A Berlin man has been charged with nearly two dozen counts of raping unconscious women and filming the acts, while investigators believe based on video evidence that the suspect may have attacked up to 60 victims.
In the latest of a series of high-profile cases involving the serial rape of unwitting targets on camera, Berlin prosecutors said they have indicted the 68-year-old German national on 22 counts of sexual assault of 14 women. The man, an electrician, has been in police custody since March.
Because the suspect, who has not been named, is believed to have recorded each of the rapes “all the offences are alleged to have been committed in conjunction with an infringement of the right to one’s own image”, the Berlin public prosecutor’s office said in a statement.
The ongoing investigation “revealed numerous alleged offences committed against a total of 58 women”, they said, adding that 10 of the women have not yet been identified.
“The accused is alleged to have sedated the women using various sleeping tablets in combination with alcohol and subsequently raped them,” prosecutors said, adding that the suspect lured the women beforehand on online dating platforms.
Those believed to have been attacked who have already spoken to investigators said they could not recall the alleged assaults and “only learned of them after the videos of the offences were discovered”.
Prosecutors said the suspect had not yet responded to the charges against him.

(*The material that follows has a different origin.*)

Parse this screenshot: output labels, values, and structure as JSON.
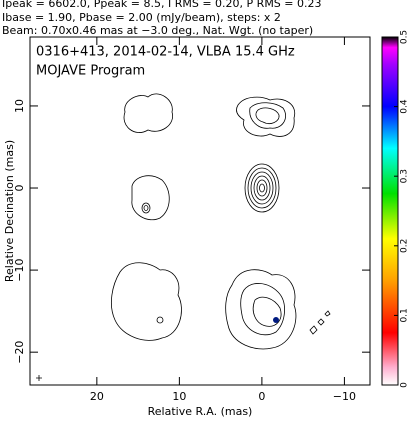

The cases came to light after a tip from police in another state, Lower Saxony, who in early 2025 were investigating similar allegations against a man who has since died. He is believed to have been in contact with the Berlin suspect through online chats.
The tip prompted a search of the man’s flat in the Friedrichsfelde suburb of the German capital during which police unearthed a cache of digital files. In 2026, an investigator found several videos of sexual assaults in which the suspect is believed to be the assailant.
Police raided his home again in March of this year and detained him. The allegations recall similar cases this year in Berlin and Munich involving the serial sexual assault of drugged women captured on camera.
German media drew parallels to the case of French woman Gisèle Pelicot whose then husband was convicted of drugging and abusing her and offering her unconscious to dozens of strangers to be raped over nearly a decade, in a trial that made global headlines.
“Pelicot is not an isolated case,” said judge Markus Koppenleitner in Munich in April when sentencing a student from China to 11 years’ imprisonment for repeatedly giving his girlfriend an anaesthetic, raping her and filming the acts.
The convicted man is believed to be part of a ring of abusers in a Telegram group called “German Driving School”, which targeted women of Chinese heritage living in Europe. “This is not a Chinese or French phenomenon, but one that also occurs in Germany and, ultimately, worldwide,” Koppenleitner said.
Investigators in the UK said this month they had uncovered a “truly international network” of organised drug-facilitated sexual attacks in which victims are sedated before being raped and sexually assaulted.